朝起きたら俺の可愛い妹がレストランの店頭によく置いてある食品サンプル(スパゲッティにフォークが刺さっていてそのフォークが宙に浮いてる奴)になっているだなんて
朝。目覚めの時。
俺はいつもの様にリビングでコーヒーを飲んでいた。芳醇な香りは遥か遠くキリマンジャロまで俺を連れていってくれる。生まれ変わったら豆になりたい。
「お兄ちゃん!」
そんな時、ジョゼフィーヌの声が聞こえた。
ジョゼフィーヌは俺の妹。金髪ブロンドにブルーアイ、小柄な俺の可愛い妹だ。
俺は振り向いた。しかしそこにいたのばジョゼフィーヌではなかった。
そこにいたのは巨大なスパゲッティだった。
「お兄ちゃん!知ってる?食品サンプルって古くからは大正時代からあって現在の合成樹脂を使用したものとは違って寒天などから作られていたんだって!」
巨大なスパゲッティは妹の声で喋り続けた。スパゲッティの頭上には巨大なフォークがスパゲッティを巻きつけながら宙に浮いており、それはおおよそ自然の物理法則からはかけ離れた現象だった。しかし今はそんなことはどうでもいい。
「ジョゼフィーヌ、お前いったい・・・」
「お兄ちゃん!知ってる?食品サンプルの起源は白木屋というデパートを起源とする説。京都の模型店を起源とする説。現在多く普及している岩崎さんが製造販売した食品サンプルを起源とする説。があって詳しくは分かっていないんだって!」
妹は何故食品サンプルになってしまったのだろう。
そして妹は自分が食品サンプルになっていることに気づいているのだろうか。
「ジョゼフィーヌ!」
「何?お兄ちゃん?」
「お前、食品・・・いやなんでもない・・」
私は妹に食品サンプルになっていることを告げようとしたがやめた。妹が自らを食品サンプルであると自覚した所で現状が変わるとも思えなかった。

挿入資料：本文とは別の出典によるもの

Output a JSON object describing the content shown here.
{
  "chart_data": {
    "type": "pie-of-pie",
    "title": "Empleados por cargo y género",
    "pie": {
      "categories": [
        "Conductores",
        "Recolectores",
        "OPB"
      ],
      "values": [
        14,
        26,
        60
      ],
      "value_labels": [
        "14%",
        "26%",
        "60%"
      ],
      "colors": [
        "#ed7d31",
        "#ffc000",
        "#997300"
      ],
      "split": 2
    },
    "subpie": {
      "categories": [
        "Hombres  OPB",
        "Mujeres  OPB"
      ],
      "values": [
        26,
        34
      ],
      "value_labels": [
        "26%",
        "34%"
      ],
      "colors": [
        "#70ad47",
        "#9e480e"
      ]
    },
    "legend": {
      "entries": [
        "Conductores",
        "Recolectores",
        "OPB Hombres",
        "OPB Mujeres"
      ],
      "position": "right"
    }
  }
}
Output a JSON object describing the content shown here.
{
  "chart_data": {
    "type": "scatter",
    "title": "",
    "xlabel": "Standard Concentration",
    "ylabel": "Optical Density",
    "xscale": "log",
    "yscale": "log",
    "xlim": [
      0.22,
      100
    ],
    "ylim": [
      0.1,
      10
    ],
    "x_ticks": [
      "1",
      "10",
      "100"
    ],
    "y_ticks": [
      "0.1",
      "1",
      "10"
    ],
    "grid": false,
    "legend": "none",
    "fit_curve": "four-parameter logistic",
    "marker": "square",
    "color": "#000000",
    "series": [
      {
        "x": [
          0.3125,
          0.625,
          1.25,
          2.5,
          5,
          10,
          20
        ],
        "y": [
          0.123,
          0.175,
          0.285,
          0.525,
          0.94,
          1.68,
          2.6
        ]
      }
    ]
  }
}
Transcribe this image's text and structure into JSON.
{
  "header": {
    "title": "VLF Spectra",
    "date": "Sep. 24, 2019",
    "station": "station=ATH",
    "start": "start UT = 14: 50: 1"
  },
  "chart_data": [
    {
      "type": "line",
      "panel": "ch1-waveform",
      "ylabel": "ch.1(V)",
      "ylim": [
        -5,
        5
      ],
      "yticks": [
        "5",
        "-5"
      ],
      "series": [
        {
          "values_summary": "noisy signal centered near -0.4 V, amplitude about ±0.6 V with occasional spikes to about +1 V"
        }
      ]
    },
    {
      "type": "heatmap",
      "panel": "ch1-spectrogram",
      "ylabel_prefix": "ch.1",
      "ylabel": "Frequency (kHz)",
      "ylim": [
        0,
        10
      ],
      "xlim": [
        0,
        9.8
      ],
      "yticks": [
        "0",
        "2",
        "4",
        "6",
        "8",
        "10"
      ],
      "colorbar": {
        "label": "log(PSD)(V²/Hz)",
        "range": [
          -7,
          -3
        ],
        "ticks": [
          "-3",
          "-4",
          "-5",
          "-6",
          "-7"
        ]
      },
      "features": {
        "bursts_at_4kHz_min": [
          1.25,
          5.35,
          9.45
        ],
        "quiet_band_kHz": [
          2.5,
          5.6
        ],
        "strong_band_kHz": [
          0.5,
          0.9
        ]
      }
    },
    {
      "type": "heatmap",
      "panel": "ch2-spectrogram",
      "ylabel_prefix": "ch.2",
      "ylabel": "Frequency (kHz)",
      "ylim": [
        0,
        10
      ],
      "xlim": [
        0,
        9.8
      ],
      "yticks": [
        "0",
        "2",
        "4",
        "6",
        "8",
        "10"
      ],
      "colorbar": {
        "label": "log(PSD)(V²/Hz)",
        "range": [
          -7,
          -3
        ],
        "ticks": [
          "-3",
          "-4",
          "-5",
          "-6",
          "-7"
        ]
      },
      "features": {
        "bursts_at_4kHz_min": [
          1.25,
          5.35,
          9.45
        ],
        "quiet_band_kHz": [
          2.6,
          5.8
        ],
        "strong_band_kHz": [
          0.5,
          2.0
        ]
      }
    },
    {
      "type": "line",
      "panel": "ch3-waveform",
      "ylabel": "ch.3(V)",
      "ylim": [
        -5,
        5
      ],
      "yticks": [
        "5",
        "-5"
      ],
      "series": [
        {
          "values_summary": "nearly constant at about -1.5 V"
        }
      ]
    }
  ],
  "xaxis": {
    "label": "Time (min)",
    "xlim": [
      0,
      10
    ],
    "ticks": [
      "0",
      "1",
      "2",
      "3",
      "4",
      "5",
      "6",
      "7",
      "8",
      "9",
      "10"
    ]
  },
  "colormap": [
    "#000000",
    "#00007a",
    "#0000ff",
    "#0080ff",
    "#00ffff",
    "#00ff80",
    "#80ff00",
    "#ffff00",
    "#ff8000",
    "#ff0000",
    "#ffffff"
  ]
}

「お兄ちゃん!知ってる?食品サンプルってあまり日本以外では普及してないんだって!これは日本人がレシピ通りの料理を出されることに対する安心感を求めているけど、外国の人はそうではないからなんだって!!」
やはり妹に本当のことを告げるべきだろうか。あの格好では就職や結婚にも支障をきたすだろう。しかし食品サンプルであるからと言って不当な差別を受けるべきではない。社会にきちんとした食品サンプルの受け皿を作るべきだ。受け皿というのは皿の形をした物理的な食品サンプルを乗せるものではなくて、食品サンプルの人権を尊重し、食品サンプルらしく振る舞える場所を提供するということである。食品サンプルが輝やけるのはショーケースの中だけ、そんな時代が終わろうとしているのだ。